St. Luke's University Health Center, Bethlehem, PA
Yale School of Medicine, New Haven, CT
Mission Neurology, Asheville, NC
MidState Medical Center, Meriden, CT
Erlanger Health System, Chattanooga, TN
University of Texas Southwestern, Dallas, TX
Department of Neurology, Dartmouth-Hitchcock Medical Center, Lebanon, NH
University of Vermont, College of Medicine, Burlington VT, USA
Vijay M. Thadani
Department of Neurology,
Dartmouth-Hitchcock Medical Center,
One Medical Center Drive,
Lebanon, NH 03756, USA
- Mots-clés : continuous video-EEG, ICU, critically ill, non-convulsive status epilepticus
- DOI : 10.1684/epd.2014.0715
- Page(s) : 439-48
- Année de parution : 2014
Aim. To determine whether there is added benefit in detecting electrographic abnormalities from 16-24 hours of continuous video-EEG in adult medical/surgical ICU patients, compared to a 30-minute EEG.
Methods. This was a prospectively enroled non-randomized study of 130 consecutive ICU patients for whom EEG was requested. For 117 patients, a 30-minute EEG was requested for altered mental state and/or suspected seizures; 83 patients continued with continuous video-EEG for 16-24 hours and 34 patients had only the 30-minute EEG. For 13 patients with prior seizures, continuous video-EEG was requested and was carried out for 16-24 hours. We gathered EEG data prospectively, and reviewed the medical records retrospectively to assess the impact of continuous video-EEG.
Results. A total of 83 continuous video-EEG recordings were performed for 16-24 hours beyond 30 minutes of routine EEG. All were slow, and 34% showed epileptiform findings in the first 30 minutes, including 2% with seizures. Over 16-24 hours, 14% developed new or additional epileptiform abnormalities, including 6% with seizures. In 8%, treatment was changed based on continuous video-EEG. Among the 34 EEGs limited to 30 minutes, almost all were slow and 18% showed epileptiform activity, including 3% with seizures. Among the 13 patients with known seizures, continuous video-EEG was slow in all and 69% had epileptiform abnormalities in the first 30 minutes, including 31% with seizures. An additional 8% developed epileptiform abnormalities over 16-24 hours. In 46%, treatment was changed based on continuous video-EEG.
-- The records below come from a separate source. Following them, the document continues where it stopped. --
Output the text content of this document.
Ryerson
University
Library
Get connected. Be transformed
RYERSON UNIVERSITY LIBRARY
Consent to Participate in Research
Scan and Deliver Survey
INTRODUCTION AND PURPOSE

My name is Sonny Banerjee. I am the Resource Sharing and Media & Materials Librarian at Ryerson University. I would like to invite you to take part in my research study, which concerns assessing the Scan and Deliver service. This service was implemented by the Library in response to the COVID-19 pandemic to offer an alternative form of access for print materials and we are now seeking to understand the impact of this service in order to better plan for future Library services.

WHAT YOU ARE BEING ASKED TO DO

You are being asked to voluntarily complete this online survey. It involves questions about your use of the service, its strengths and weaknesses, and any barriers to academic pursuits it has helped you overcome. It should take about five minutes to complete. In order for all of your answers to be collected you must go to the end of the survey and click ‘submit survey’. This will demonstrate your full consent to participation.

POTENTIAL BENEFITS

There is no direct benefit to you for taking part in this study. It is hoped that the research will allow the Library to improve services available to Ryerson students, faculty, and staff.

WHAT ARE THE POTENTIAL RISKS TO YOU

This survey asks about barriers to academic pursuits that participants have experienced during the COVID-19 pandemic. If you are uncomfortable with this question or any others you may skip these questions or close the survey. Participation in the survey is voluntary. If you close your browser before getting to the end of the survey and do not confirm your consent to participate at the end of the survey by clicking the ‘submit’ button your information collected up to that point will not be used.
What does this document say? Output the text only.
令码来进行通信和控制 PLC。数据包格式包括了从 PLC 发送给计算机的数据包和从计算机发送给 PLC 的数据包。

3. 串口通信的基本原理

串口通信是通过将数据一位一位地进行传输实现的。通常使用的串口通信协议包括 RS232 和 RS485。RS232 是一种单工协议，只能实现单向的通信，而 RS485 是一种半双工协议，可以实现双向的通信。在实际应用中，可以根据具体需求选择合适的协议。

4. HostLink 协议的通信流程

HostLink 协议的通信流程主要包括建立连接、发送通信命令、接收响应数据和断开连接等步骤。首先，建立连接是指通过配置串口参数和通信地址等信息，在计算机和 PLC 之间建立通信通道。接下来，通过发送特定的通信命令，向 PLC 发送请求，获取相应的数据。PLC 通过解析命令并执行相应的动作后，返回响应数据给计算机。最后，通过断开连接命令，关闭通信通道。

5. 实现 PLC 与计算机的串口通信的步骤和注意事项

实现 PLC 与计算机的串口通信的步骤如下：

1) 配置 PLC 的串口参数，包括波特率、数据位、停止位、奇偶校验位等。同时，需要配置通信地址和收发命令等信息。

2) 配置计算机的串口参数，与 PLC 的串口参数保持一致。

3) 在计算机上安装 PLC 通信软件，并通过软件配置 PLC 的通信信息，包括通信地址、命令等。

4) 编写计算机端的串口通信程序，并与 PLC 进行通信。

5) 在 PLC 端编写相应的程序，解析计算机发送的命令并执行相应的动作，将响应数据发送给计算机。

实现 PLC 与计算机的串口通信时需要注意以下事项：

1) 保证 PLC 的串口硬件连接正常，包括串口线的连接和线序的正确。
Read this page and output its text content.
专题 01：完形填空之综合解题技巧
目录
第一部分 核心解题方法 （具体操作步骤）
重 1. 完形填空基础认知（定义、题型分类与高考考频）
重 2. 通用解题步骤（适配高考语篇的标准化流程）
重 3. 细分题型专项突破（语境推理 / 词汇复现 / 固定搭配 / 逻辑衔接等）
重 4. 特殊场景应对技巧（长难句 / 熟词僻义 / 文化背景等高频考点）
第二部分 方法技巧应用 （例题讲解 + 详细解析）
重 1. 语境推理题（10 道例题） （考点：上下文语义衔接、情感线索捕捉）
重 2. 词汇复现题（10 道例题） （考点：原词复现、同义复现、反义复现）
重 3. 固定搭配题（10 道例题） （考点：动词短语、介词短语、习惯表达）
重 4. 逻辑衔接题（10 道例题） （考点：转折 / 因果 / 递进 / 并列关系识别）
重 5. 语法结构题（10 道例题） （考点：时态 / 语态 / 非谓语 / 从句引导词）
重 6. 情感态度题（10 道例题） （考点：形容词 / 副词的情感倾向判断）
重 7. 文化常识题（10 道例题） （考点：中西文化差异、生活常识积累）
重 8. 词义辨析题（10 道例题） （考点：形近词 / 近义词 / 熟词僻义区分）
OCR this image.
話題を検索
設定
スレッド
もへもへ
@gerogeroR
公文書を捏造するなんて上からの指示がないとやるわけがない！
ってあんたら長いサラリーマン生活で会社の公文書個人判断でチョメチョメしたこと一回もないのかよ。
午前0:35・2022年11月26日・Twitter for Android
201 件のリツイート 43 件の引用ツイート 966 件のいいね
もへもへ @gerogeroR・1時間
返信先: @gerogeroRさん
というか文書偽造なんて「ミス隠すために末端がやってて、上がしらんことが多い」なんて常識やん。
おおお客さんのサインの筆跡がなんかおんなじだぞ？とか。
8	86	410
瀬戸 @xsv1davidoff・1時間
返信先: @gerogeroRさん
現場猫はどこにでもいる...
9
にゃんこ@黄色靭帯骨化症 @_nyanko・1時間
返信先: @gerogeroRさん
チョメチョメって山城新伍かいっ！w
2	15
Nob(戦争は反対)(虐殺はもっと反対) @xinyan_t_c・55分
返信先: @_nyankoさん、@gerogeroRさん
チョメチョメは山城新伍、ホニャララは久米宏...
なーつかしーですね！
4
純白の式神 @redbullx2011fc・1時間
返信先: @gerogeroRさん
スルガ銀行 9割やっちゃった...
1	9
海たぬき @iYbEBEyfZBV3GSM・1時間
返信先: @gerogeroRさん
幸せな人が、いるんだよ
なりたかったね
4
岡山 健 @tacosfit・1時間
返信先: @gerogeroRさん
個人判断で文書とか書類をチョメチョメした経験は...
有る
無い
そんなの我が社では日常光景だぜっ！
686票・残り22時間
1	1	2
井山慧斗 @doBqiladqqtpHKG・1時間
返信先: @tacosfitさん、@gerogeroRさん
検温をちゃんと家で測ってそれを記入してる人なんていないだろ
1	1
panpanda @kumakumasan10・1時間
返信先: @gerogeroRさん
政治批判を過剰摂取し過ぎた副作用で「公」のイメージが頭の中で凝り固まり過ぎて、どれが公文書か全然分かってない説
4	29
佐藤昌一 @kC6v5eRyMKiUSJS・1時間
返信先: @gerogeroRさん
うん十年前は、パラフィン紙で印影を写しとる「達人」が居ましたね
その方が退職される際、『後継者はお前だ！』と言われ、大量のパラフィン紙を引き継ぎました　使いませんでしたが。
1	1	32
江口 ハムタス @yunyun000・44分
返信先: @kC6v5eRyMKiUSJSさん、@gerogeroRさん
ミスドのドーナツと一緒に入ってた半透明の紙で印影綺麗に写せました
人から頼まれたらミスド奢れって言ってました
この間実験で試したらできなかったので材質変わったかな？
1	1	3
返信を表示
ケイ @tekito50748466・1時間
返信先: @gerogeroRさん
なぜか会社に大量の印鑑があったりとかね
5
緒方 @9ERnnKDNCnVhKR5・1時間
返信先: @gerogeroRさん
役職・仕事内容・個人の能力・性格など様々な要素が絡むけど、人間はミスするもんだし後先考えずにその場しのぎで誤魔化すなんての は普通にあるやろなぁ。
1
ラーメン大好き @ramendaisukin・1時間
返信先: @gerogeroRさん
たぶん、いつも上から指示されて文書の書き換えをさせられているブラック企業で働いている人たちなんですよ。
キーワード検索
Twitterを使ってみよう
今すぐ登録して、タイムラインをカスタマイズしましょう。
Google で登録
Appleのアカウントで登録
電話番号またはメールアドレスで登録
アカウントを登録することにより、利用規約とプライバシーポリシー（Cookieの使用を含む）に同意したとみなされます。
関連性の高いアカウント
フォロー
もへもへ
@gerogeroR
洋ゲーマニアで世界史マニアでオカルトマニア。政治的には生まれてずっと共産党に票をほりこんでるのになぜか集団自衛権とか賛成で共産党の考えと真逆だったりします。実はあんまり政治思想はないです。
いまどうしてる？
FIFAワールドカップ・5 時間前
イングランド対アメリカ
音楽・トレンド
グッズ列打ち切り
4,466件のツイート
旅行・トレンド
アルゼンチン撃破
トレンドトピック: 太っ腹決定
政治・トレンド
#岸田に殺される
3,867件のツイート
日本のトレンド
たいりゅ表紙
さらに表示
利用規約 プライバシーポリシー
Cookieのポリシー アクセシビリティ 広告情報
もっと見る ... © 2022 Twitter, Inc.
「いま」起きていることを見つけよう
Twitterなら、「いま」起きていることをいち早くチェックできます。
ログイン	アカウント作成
Conclusion. This study indicates that if continuous video-EEG is not available, a 30-minute EEG in the ICU has a substantial diagnostic yield and will lead to the detection of the majority of epileptiform abnormalities. In a small percentage of patients, continuous video-EEG will lead to the detection of additional epileptiform abnormalities. In a sub-population, with a history of seizures prior to the initiation of EEG recording, the benefits of continuous video-EEG in monitoring seizure activity and influencing treatment may be greater.